Campaign group JENGbA (Joint Enterprise Not Guilty by Association) issued a statement: “Laura is a young mum, a trainee midwife. She had gone on a night out, there was a row about a taxi, she didn’t instigate any fight. She was pulled from the taxi and thrown to the floor. The evidence of the case proves that Laura did not inflict the blow that tragically killed the victim, and that she was not at the scene when that fatal blow was delivered. She was not part of a plan to murder and she had no foresight that the actions of another would lead to the death of the victim.”

“There’s a sufficiently strong case that a jury properly directed would not have convicted the appellant,” Mitchell’s QC Tim Moloney had told the court. “The substantial injustice she has suffered is compounded by the life sentence. There was no evidence that she was part of the plan to get weapons. She was encouraged to move away but she insisted on staying on to recover her shoes.
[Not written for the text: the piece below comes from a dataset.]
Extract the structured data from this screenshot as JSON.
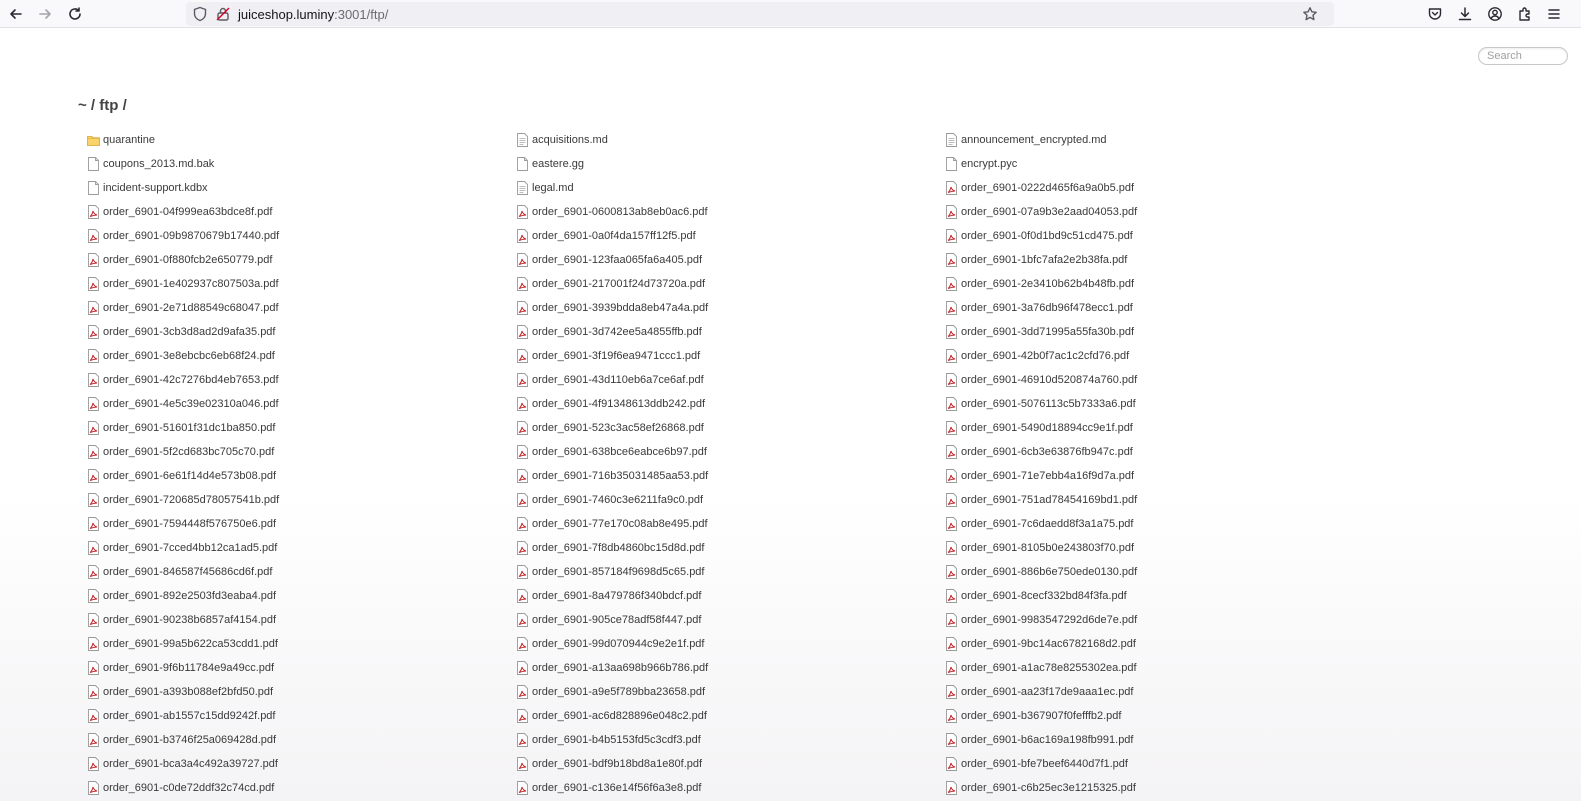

It was clear from a number of prosecution witnesses that she had lost her shoes and wanted to find them.”

Appeal Judge Lady Justice Hallett said the application was refused because Mitchell was party to the initial fight, punching and kicking, and did not communicate any intention to withdraw from the violence when the others fetched ‘reinforements’. A jury could therefore have inferred that she was still party to the later, fatal blows.

“The Laura Mitchell case was seen as the most clear cut case of substantial injustice of joint enterprise,” Labour MP Lucy Powell tweeted. “That it’s not even got over the first hurdle shows that the ‘wrong turn’ judgment of the supreme court is now meaningless.”